The airline sector was also severely impacted by the surge in oil prices. Shares of major carriers including Delta Air Lines, United Airlines, Southwest Airlines, and Alaska Air all declined, falling between 1.9% and 2.7%.

Overall market breadth was distinctly negative, with declining stocks vastly outnumbering advancing ones. On the New York Stock Exchange (NYSE), the ratio of declining to advancing shares stood at 3.84 to 1, while on the Nasdaq, this ratio was 3.34 to 1.

Further illustrating the market’s defensive posture, the S&P 500 recorded eight stocks reaching new 52-week highs but also saw 15 stocks touch new 52-week lows. The Nasdaq Composite, indicative of technology’s struggle, fared worse with 21 stocks achieving new highs against a starker 85 stocks hitting new 52-week lows.

Summary

On May 15, 2026, the U.S. stock market experienced a significant decline as rising inflation concerns and geopolitical tensions in the Middle East drove government bond yields to their highest levels since May 2025. The surge in the 10-year Treasury yield to 4.58%, combined with increased oil prices, has heightened investor anxiety regarding potential interest rate hikes by the Federal Reserve. Consequently, the Dow, S&P 500, and Nasdaq all finished in negative territory, ending a recent period of record-breaking growth.
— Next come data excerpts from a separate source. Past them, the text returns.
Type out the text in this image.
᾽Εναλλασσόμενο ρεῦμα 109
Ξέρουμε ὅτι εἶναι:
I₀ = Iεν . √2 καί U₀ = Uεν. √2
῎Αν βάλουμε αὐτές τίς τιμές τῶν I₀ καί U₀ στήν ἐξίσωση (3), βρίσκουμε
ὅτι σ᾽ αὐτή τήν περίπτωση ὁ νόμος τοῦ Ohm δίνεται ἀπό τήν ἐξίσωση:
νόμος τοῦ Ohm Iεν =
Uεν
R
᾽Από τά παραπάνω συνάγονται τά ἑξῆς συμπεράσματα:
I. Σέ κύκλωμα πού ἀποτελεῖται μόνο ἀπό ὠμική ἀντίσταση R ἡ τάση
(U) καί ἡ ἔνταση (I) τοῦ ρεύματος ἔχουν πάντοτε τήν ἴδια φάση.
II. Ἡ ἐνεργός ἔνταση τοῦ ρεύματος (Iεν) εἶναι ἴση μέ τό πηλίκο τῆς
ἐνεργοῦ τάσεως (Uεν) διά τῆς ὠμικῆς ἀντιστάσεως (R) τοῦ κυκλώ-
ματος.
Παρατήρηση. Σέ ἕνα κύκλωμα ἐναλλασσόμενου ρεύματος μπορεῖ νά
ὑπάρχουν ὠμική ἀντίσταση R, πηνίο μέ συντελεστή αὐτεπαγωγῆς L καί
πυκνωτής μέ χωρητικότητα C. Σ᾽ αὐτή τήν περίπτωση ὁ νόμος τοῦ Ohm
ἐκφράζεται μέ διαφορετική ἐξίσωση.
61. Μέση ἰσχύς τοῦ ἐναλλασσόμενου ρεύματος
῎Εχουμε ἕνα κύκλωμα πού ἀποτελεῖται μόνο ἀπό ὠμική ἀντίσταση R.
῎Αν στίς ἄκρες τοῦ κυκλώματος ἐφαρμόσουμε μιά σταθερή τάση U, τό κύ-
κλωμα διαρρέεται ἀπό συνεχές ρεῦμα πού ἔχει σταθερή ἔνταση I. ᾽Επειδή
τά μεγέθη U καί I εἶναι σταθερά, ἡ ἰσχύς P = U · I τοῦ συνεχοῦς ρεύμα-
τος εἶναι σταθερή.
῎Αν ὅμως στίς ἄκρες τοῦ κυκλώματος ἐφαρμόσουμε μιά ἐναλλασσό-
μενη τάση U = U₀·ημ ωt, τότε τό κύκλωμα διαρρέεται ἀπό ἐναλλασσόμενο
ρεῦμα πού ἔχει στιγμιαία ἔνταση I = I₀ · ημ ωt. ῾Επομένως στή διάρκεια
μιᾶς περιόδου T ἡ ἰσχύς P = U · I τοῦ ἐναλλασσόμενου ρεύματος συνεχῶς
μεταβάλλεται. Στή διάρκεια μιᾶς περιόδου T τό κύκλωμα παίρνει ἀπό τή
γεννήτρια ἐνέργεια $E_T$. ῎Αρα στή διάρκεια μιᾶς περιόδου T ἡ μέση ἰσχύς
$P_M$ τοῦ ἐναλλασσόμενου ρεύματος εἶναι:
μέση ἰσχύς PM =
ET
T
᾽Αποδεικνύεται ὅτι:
The technology sector suffered the most during this sell-off, with major chip stocks like Nvidia, AMD, and Intel facing substantial losses. While most sectors declined, specific companies such as Microsoft and Dexcom saw gains due to unique corporate developments, even as airline stocks struggled under rising fuel costs. Market sentiment remains cautious as investors process persistent price pressures and the lack of major breakthroughs from recent U.S.-China summit discussions.